By Noel Donaldson
WEDDINGS can be fraught affairs and prior to the big day can spawn a host of uncertainties.
Will the sun shine, will the best man remember the ring and what will he be saying in his speech, will those pre-wedding butterflies get to the groom?… will he turn up… have we invited “everyone”?
Often, many of these fears are unfounded and everything goes according to plan. But few could ever imagined a hitch that cropped up at a Wick wedding many years ago. The calamity was told to me by my journalist father, John Donaldson, who ran a successful press agency in his native town for many years.
The unfortunate episode happened in the Nethercliffe Hotel, Wick. When?… I don’t have a date but reckon it must have been post Second World War and probably in the 1950s.
Anyway, the couple had tied the knot and had arrived at the hotel. When it came to cake-cutting time…horror of horrors!…the top tier was missing. The wedding party was understandably upset and the police were called in.
The officer noticed a trail of crumbs and dutifully followed it upstairs. Under a bed, clutching the aforesaid top tier, was an unrequited suitor of the bride. The sight of the woman he had set his cap at, marrying another, was more than he could bear and, doubtless fortified by a dram or two, he embarked on this pointless prank.
The cake was more or less intact and as no-one wanted a further fuss on such a big day, it was decided not to take any action against the hapless cake pincher.
Did you have an unexpected hitch to overcome at your wedding? Tell us about it.

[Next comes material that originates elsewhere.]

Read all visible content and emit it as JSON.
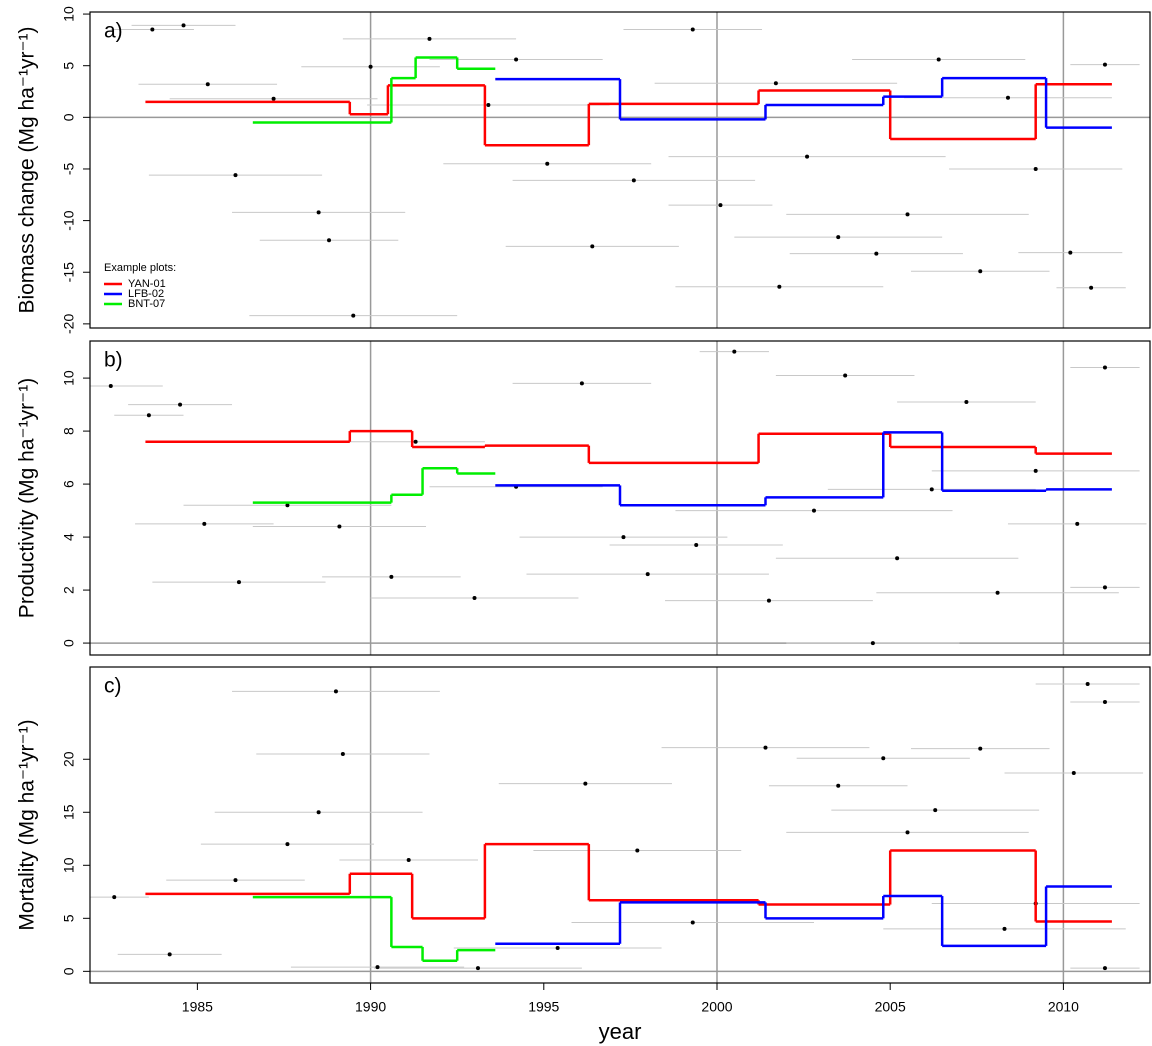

My mother Elizabeth Donaldson, also a journalist covered a wedding at the now defunct Bridge Street Church, in Wick back in the mists of time. In those days, some national newspapers covered weddings in detail and mum was waiting for the happy couple to emerge from the kirk.
In the best of traditions, confetti was thrown and out of one packet shot a lady’s gold watch. Caused a bit of a sensation and the question on everyone’s lips was – “Where did that come from?”
The daily newspapers ran with the story of the golden confetti and believe it or not, they managed to trace its owner, presumably there was a clue on the confetti box to its manufacturer. The timepiece belonged to a woman in an English. confetti factory. She had taken off her watch at work and it had which slipped onto a conveyor belt and into a packet.